Disney is known for acquiring marquee companies and then leaving its creative structures mostly intact. Pixar, Marvel and Lucasfilm have largely been left to their own devices after getting swallowed up by the Mouse House and that has worked out better than anyone could have imagined. Iger has even promised that the Deadpool franchise will remain R-rated once it is officially under the Disney umbrella.
But the MCU is facing a level of uncertainty following next year’s Avengers 4, after which the main roster of heroes we’ve come to know and love over the last decade will likely make their Marvel exits. You can bet Iger and Marvel Studios head Kevin Feige will want their biggest characters under the same roof and adhering to the same company specifications aftward.
And that puts the exuberant insanity of Hawley’s creation in jeopardy.
Marvel has begun to branch out more recently with directors James Gunn (Guardians of the Galaxy), Taika Waititi (Thor: Ragnarok) and Ryan Coogler (Black Panther). But as good as these movies are (and they are quite good), they still firmly fit the MCU formula.

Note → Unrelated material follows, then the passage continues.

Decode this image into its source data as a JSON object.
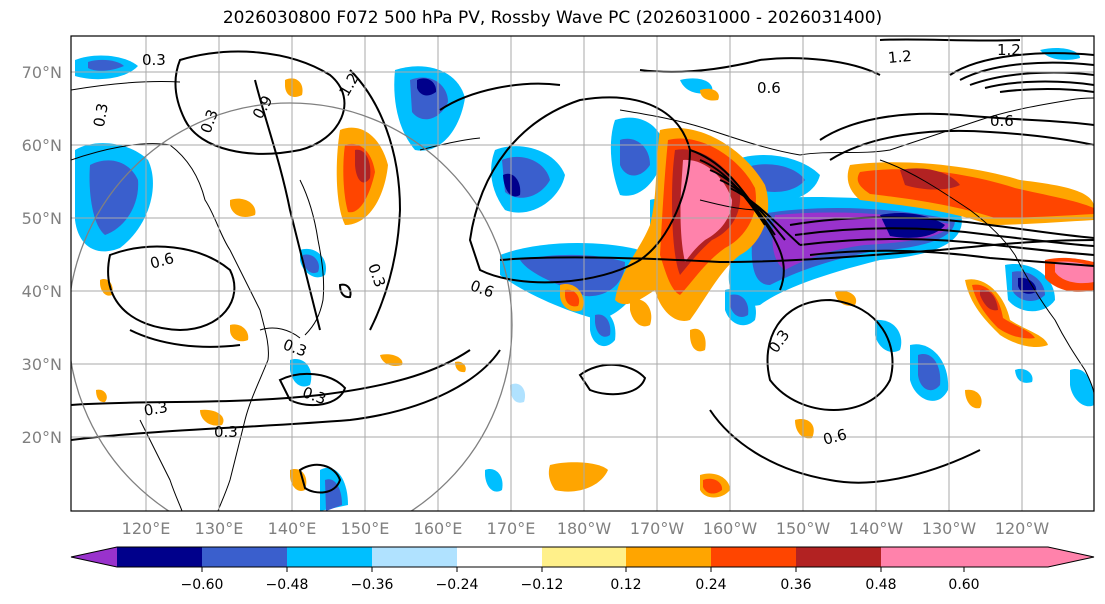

Hawley is a behind-the-scenes star thanks to the success of Fargo and Legion, not to mention his upcoming feature directorial debut Pale Blue Dot and a potential Doctor Doom movie. After years in this industry, he has reached the point where he is a highly-wanted commodity and an in-demand creative force that should be able to wield some power at the negotiating table.
As Hawley describes his current career standing, “You gain the trust of the town to say, ‘well here’s this idea. It’s kind of hard to explain but it’s going to be great,’ and you can say, ‘look at the past work that I’ve done as evidence that I can pull off things that are complex and they will still be entertaining, challenging and dramatic.'”
It enables him now to “put more time and energy into the creation of the story instead of trying to justify the story that I’m trying to tell.”
Hopefully, that will apply to his new superiors when the time comes.
Disney and Marvel deserve unending credit for building the single-most successful entertainment product in the history of Hollywood. But that doesn’t mean they can’t still learn from the competition who are clamoring after their first-place ranking.
Fans of the unapologetic and self-assured weirdness of Legion and Fox’s other experiments have a right to be concerned about the homogenization of the genre. Genetic versatility is key for mutation, adaptation and survival in species (and our X-Men) as well as entertainment. It worked for Zoolander, but the one-look strategy is not advisable for studios in the long-term.
Ideally, the powers that be are as seduced by the confident swagger of Legion and its big screen comrades as we are. Or, at the very least, open-minded.
“I joke that I’d rather fail dramatically than succeed timidly,” Hawley quipped.